Stilles Echo
tief in die Taschen. Mittlerweile kamen mehr Leute am Ende der Gasse vorbei, Männer, die zur Arbeit in Fabriken und Lagerhäusern gingen, Frauen, die in Spinnereien für einen Hungerlohn arbeiteten. Die unbekannten Heerscharen, die in den Straßen selbst arbeiteten, kamen ebenfalls langsam hervor, Hausierer, Straßenhändler, Lumpensammler und solche, die Informationen aller Art feilboten, daneben gemeine Diebe und Kuppler.

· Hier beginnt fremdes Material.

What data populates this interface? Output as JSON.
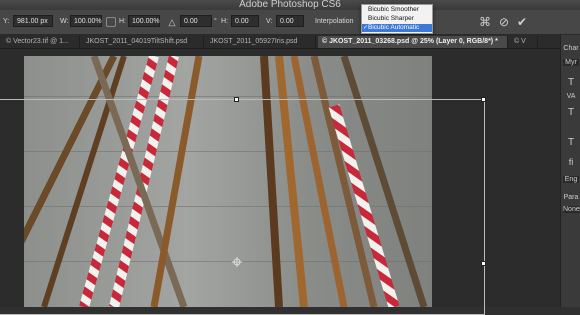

»Weshalb kommt ein Mann hierher?« Evan sprach mit sich selbst. »Wegen etwas, das er in seinem eigenen Stadtteil nicht kaufen kann.«
»Aus reiner Neugier«, sagte Shotts lakonisch. »Billige Frauen, Geldverleiher, Kartenhaie. Oder um Diebesgut zu verkaufen oder etwas fälschen zu lassen.«
»Genau«, pflichtete Evan ihm bei. »Wir sollten herausfinden, welches dieser Motive die beiden hierhergeführt hat – und zu wem.«
Shotts zuckte die Achseln und lachte hohl. Was ihre Erfolgschancen betraf, konnte er sich jeden Kommentar sparen.
»Diese Frau, Daisy Mott«, sagte Evan und setzte sich Richtung Straße in Bewegung. Ihm war so kalt, daß er seine Füße kaum noch spürte. Der Geruch der Gasse ließ Übelkeit in ihm aufsteigen, und er zog die Schultern noch ein Stück höher. Er hatte binnen weniger Stunden zuviel Gewalt und Schmerz gesehen.
»Der Arzt hatte recht«, bemerkte Shotts, als er Evan eingeholt hatte. »Eine heiße Tasse Tee mit einem Tröpfchen Gin würde Ihnen nicht schaden und mir auch nicht.«
»Einverstanden.« Evan erhob keine Einwände. »Und dazu ein Stück Pastete oder eine Scheibe Brot. Und dann suchen wir die Frau.«
Aber als sie sie fanden, wollte sie ihnen nichts sagen. Sie war klein und blond und sehr dünn. Sie hätte ebensogut achtzehn wie fünfunddreißig sein können, das ließ sich unmöglich sagen. Sie war müde und verängstigt und sprach überhaupt nur deswegen mit ihnen, weil sie nicht wußte, wie sie es hätte verhindern können.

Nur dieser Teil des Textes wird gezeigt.